In that case, I'd go with @belisarius' answer: One stack goes to the "bottom" end of the memory area, growing "upwards"; another stack goes to the "top" end of the memory area, growing "downwards", and one stack is in the middle that grows in any direction but is able to move when it gets too close to one of the other stacks.
Space (not time) efficient. You could:
1) Define two stacks beginning at the array endpoints and growing in opposite directions.
2) Define the third stack as starting in the middle and growing in any direction you want.

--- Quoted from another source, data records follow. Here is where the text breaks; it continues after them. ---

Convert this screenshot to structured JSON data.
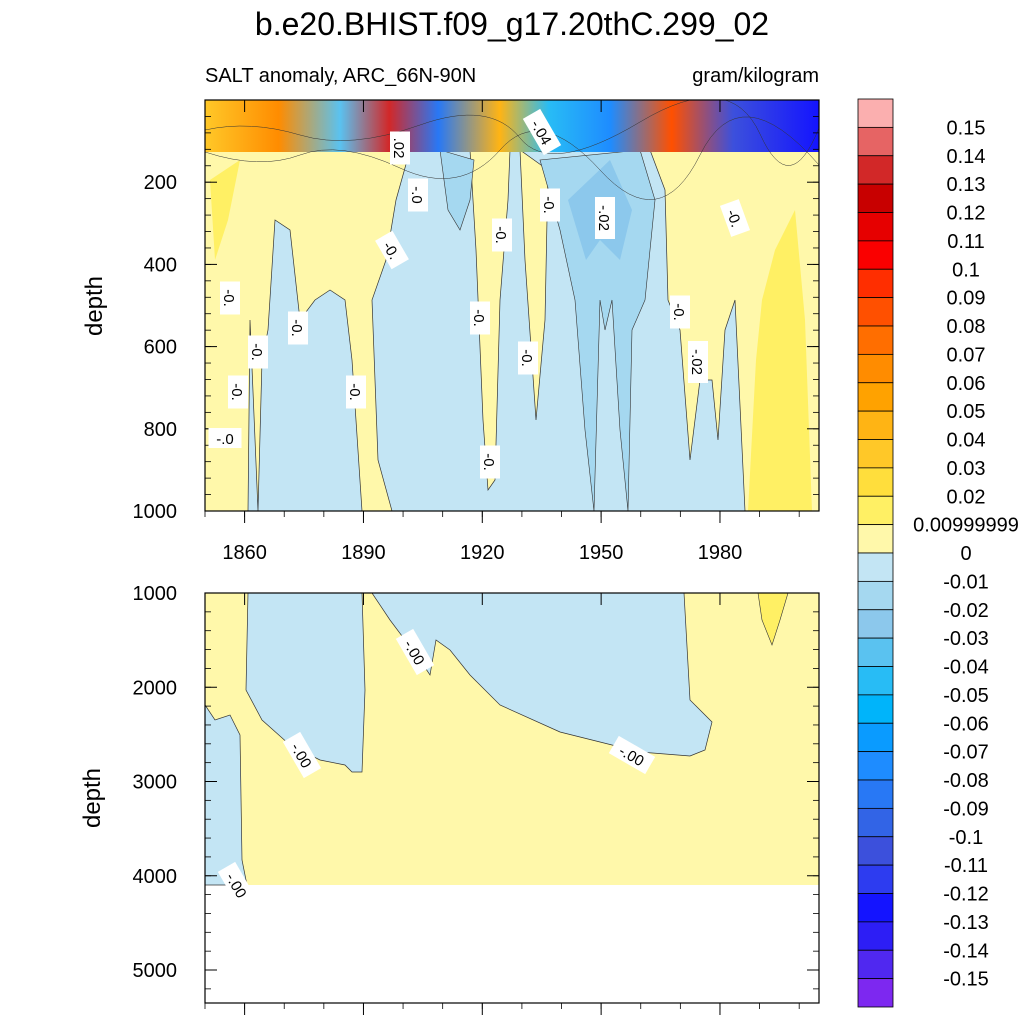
{
  "title": "b.e20.BHIST.f09_g17.20thC.299_02",
  "chart_data": {
    "type": "heatmap",
    "variable_label": "SALT anomaly, ARC_66N-90N",
    "units": "gram/kilogram",
    "x_ticks": [
      1860,
      1890,
      1920,
      1950,
      1980
    ],
    "x_range": [
      1850,
      2005
    ],
    "top_panel": {
      "ylabel": "depth",
      "ylim": [
        0,
        1000
      ],
      "y_ticks": [
        200,
        400,
        600,
        800,
        1000
      ],
      "inverted": true
    },
    "bottom_panel": {
      "ylabel": "depth",
      "ylim": [
        1000,
        5350
      ],
      "y_ticks": [
        1000,
        2000,
        3000,
        4000,
        5000
      ],
      "inverted": true,
      "data_bottom_depth": 4130
    },
    "contour_labels_top": [
      "-.0",
      "-0.",
      "-0.",
      "-0.",
      "-0.",
      "-0.",
      "-0.",
      "-.0",
      "-0.",
      "-0.",
      "-0.",
      "-.02",
      "-0.",
      ".02",
      "-.04",
      "-0.",
      "-0.",
      "-.02",
      "-0.",
      "-0.",
      "-0."
    ],
    "contour_labels_bottom": [
      "-.00",
      "-.00",
      "-.00",
      "-.00"
    ],
    "colorbar": {
      "labels": [
        "0.15",
        "0.14",
        "0.13",
        "0.12",
        "0.11",
        "0.1",
        "0.09",
        "0.08",
        "0.07",
        "0.06",
        "0.05",
        "0.04",
        "0.03",
        "0.02",
        "0.00999999",
        "0",
        "-0.01",
        "-0.02",
        "-0.03",
        "-0.04",
        "-0.05",
        "-0.06",
        "-0.07",
        "-0.08",
        "-0.09",
        "-0.1",
        "-0.11",
        "-0.12",
        "-0.13",
        "-0.14",
        "-0.15"
      ],
      "colors": [
        "#fbafaf",
        "#e66464",
        "#d22828",
        "#c80000",
        "#e60000",
        "#fa0000",
        "#ff2e00",
        "#ff5000",
        "#ff6e00",
        "#ff8c00",
        "#ffa200",
        "#ffb414",
        "#ffc828",
        "#ffde3c",
        "#fff064",
        "#fff8aa",
        "#c3e5f4",
        "#a5d8f0",
        "#8cc8ec",
        "#5ac2f0",
        "#28bcf5",
        "#00b4fa",
        "#0a9bff",
        "#1e8cff",
        "#2878f5",
        "#3264e6",
        "#3c50dc",
        "#2d3cf0",
        "#1414ff",
        "#2d1ef5",
        "#5028f0",
        "#7d28f0"
      ]
    },
    "anomaly_value_scale": [
      -0.15,
      0.15
    ]
  }
}
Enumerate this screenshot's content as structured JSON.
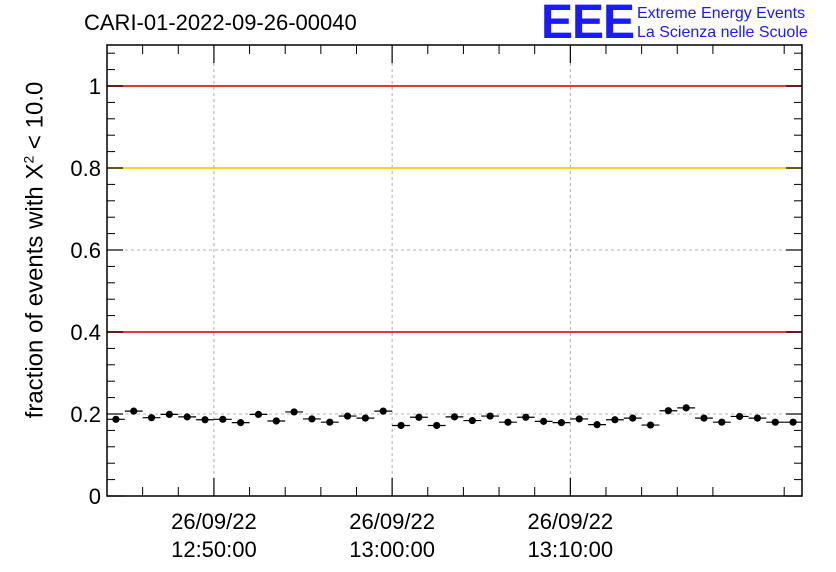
{
  "header": {
    "title": "CARI-01-2022-09-26-00040",
    "logo_mark": "EEE",
    "logo_line1": "Extreme Energy Events",
    "logo_line2": "La Scienza nelle Scuole"
  },
  "colors": {
    "logo_blue": "#1a1aff",
    "red_line": "#e31a1c",
    "yellow_line": "#ffcc00",
    "marker": "#000000",
    "grid": "#9a9a9a"
  },
  "chart_data": {
    "type": "scatter",
    "title": "CARI-01-2022-09-26-00040",
    "xlabel": "",
    "ylabel_parts": [
      "fraction of events with X",
      "2",
      " < 10.0"
    ],
    "x_axis": {
      "type": "time",
      "start": "26/09/22 12:44:00",
      "end": "26/09/22 13:23:00",
      "ticks": [
        {
          "time": "12:50:00",
          "line1": "26/09/22",
          "line2": "12:50:00"
        },
        {
          "time": "13:00:00",
          "line1": "26/09/22",
          "line2": "13:00:00"
        },
        {
          "time": "13:10:00",
          "line1": "26/09/22",
          "line2": "13:10:00"
        }
      ]
    },
    "ylim": [
      0,
      1.1
    ],
    "yticks": [
      "0",
      "0.2",
      "0.4",
      "0.6",
      "0.8",
      "1"
    ],
    "grid": true,
    "reference_lines": [
      {
        "y": 1.0,
        "color": "#e31a1c"
      },
      {
        "y": 0.8,
        "color": "#ffcc00"
      },
      {
        "y": 0.4,
        "color": "#e31a1c"
      }
    ],
    "bin_width_minutes": 1,
    "x": [
      "12:44:00",
      "12:45:00",
      "12:46:00",
      "12:47:00",
      "12:48:00",
      "12:49:00",
      "12:50:00",
      "12:51:00",
      "12:52:00",
      "12:53:00",
      "12:54:00",
      "12:55:00",
      "12:56:00",
      "12:57:00",
      "12:58:00",
      "12:59:00",
      "13:00:00",
      "13:01:00",
      "13:02:00",
      "13:03:00",
      "13:04:00",
      "13:05:00",
      "13:06:00",
      "13:07:00",
      "13:08:00",
      "13:09:00",
      "13:10:00",
      "13:11:00",
      "13:12:00",
      "13:13:00",
      "13:14:00",
      "13:15:00",
      "13:16:00",
      "13:17:00",
      "13:18:00",
      "13:19:00",
      "13:20:00",
      "13:21:00",
      "13:22:00"
    ],
    "values": [
      0.187,
      0.207,
      0.191,
      0.199,
      0.193,
      0.186,
      0.187,
      0.179,
      0.199,
      0.183,
      0.205,
      0.188,
      0.18,
      0.195,
      0.19,
      0.207,
      0.172,
      0.192,
      0.172,
      0.193,
      0.184,
      0.195,
      0.18,
      0.192,
      0.182,
      0.179,
      0.188,
      0.174,
      0.186,
      0.19,
      0.173,
      0.208,
      0.215,
      0.19,
      0.18,
      0.194,
      0.19,
      0.18,
      0.18
    ],
    "errors": [
      0.006,
      0.006,
      0.006,
      0.006,
      0.006,
      0.006,
      0.006,
      0.006,
      0.006,
      0.006,
      0.006,
      0.006,
      0.006,
      0.006,
      0.006,
      0.006,
      0.006,
      0.006,
      0.006,
      0.006,
      0.006,
      0.006,
      0.006,
      0.006,
      0.006,
      0.006,
      0.006,
      0.006,
      0.006,
      0.006,
      0.006,
      0.006,
      0.006,
      0.006,
      0.006,
      0.006,
      0.006,
      0.006,
      0.006
    ]
  }
}
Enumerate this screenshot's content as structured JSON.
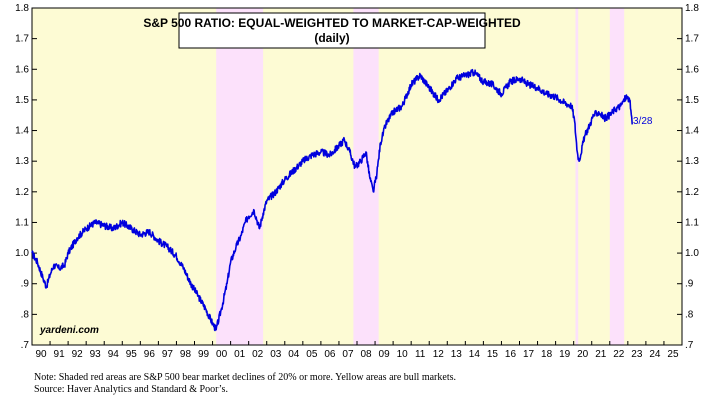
{
  "chart_data": {
    "type": "line",
    "title": "S&P 500 RATIO: EQUAL-WEIGHTED TO MARKET-CAP-WEIGHTED",
    "subtitle": "(daily)",
    "xlabel": "",
    "ylabel": "",
    "xlim": [
      1990,
      2026
    ],
    "ylim": [
      0.7,
      1.8
    ],
    "y_ticks": [
      0.7,
      0.8,
      0.9,
      1.0,
      1.1,
      1.2,
      1.3,
      1.4,
      1.5,
      1.6,
      1.7,
      1.8
    ],
    "y_tick_labels": [
      ".7",
      ".8",
      ".9",
      "1.0",
      "1.1",
      "1.2",
      "1.3",
      "1.4",
      "1.5",
      "1.6",
      "1.7",
      "1.8"
    ],
    "x_tick_labels": [
      "90",
      "91",
      "92",
      "93",
      "94",
      "95",
      "96",
      "97",
      "98",
      "99",
      "00",
      "01",
      "02",
      "03",
      "04",
      "05",
      "06",
      "07",
      "08",
      "09",
      "10",
      "11",
      "12",
      "13",
      "14",
      "15",
      "16",
      "17",
      "18",
      "19",
      "20",
      "21",
      "22",
      "23",
      "24",
      "25"
    ],
    "grid": false,
    "line_color": "#0000dd",
    "bull_color": "#fdfbd4",
    "bear_color": "#fce1fb",
    "bear_markets": [
      {
        "start": 2000.2,
        "end": 2002.8
      },
      {
        "start": 2007.8,
        "end": 2009.2
      },
      {
        "start": 2020.1,
        "end": 2020.25
      },
      {
        "start": 2022.0,
        "end": 2022.8
      }
    ],
    "series": [
      {
        "name": "Ratio",
        "x": [
          1990.0,
          1990.3,
          1990.6,
          1990.8,
          1991.0,
          1991.2,
          1991.5,
          1991.8,
          1992.0,
          1992.5,
          1993.0,
          1993.5,
          1994.0,
          1994.5,
          1995.0,
          1995.5,
          1996.0,
          1996.5,
          1997.0,
          1997.5,
          1998.0,
          1998.4,
          1998.8,
          1999.2,
          1999.6,
          2000.0,
          2000.2,
          2000.5,
          2000.8,
          2001.0,
          2001.3,
          2001.6,
          2001.8,
          2002.0,
          2002.3,
          2002.6,
          2002.8,
          2003.0,
          2003.5,
          2004.0,
          2004.5,
          2005.0,
          2005.5,
          2006.0,
          2006.5,
          2007.0,
          2007.3,
          2007.6,
          2007.9,
          2008.2,
          2008.5,
          2008.7,
          2008.9,
          2009.1,
          2009.3,
          2009.6,
          2010.0,
          2010.5,
          2011.0,
          2011.5,
          2012.0,
          2012.5,
          2013.0,
          2013.5,
          2014.0,
          2014.5,
          2015.0,
          2015.5,
          2016.0,
          2016.5,
          2017.0,
          2017.5,
          2018.0,
          2018.5,
          2019.0,
          2019.5,
          2019.9,
          2020.05,
          2020.2,
          2020.3,
          2020.6,
          2020.9,
          2021.1,
          2021.4,
          2021.7,
          2022.0,
          2022.3,
          2022.6,
          2022.9,
          2023.1,
          2023.24
        ],
        "values": [
          1.0,
          0.97,
          0.92,
          0.89,
          0.93,
          0.96,
          0.95,
          0.96,
          1.0,
          1.05,
          1.08,
          1.1,
          1.09,
          1.08,
          1.1,
          1.08,
          1.06,
          1.07,
          1.04,
          1.02,
          0.99,
          0.95,
          0.9,
          0.86,
          0.82,
          0.77,
          0.75,
          0.82,
          0.9,
          0.97,
          1.02,
          1.06,
          1.1,
          1.12,
          1.14,
          1.08,
          1.13,
          1.17,
          1.2,
          1.24,
          1.27,
          1.3,
          1.32,
          1.33,
          1.32,
          1.35,
          1.37,
          1.33,
          1.28,
          1.3,
          1.33,
          1.25,
          1.2,
          1.26,
          1.36,
          1.42,
          1.46,
          1.48,
          1.55,
          1.58,
          1.54,
          1.5,
          1.53,
          1.57,
          1.58,
          1.59,
          1.56,
          1.55,
          1.52,
          1.56,
          1.57,
          1.55,
          1.54,
          1.52,
          1.51,
          1.49,
          1.48,
          1.43,
          1.33,
          1.3,
          1.38,
          1.42,
          1.45,
          1.46,
          1.44,
          1.45,
          1.47,
          1.48,
          1.51,
          1.5,
          1.42
        ]
      }
    ],
    "end_label": "3/28",
    "watermark": "yardeni.com",
    "notes": [
      "Note: Shaded red areas are S&P 500 bear market declines of 20% or more. Yellow areas are bull markets.",
      "Source: Haver Analytics and Standard & Poor’s."
    ]
  }
}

3) Redefine the Push op, so that when the operation is going to overwrite other stack, you shift the whole middle stack in the opposite direction before Pushing.
You need to store the stack top for the first two stacks, and the beginning and end of the third stack in some structure.
Edit
Above you may see an example. The shifting is done with an equal space partitioning policy, although other strategies could be chosen depending upon your problem heuristics.
Edit
Following @ruslik's suggestion, the middle stack could be implemented using an alternating sequence for subsequent pushes. The resulting stack structure will be something like:
| Elem 6 | Elem 4 | Elem 2 | Elem 0 | Elem 1 | Elem 3 | Elem 5 |
In this case, you'll need to store the number n of elements on the middle stack and use the function:
f[n_] := 1/4 ( (-1)^n (-1 + 2 n) + 1) + BS3
to know the next array element to use for this stack.
Although probably this will lead to less shifting, the implementation is not homogeneous for the three stacks, and inhomogeneity (you know) leads to special cases, more bugs and difficulties to maintain code.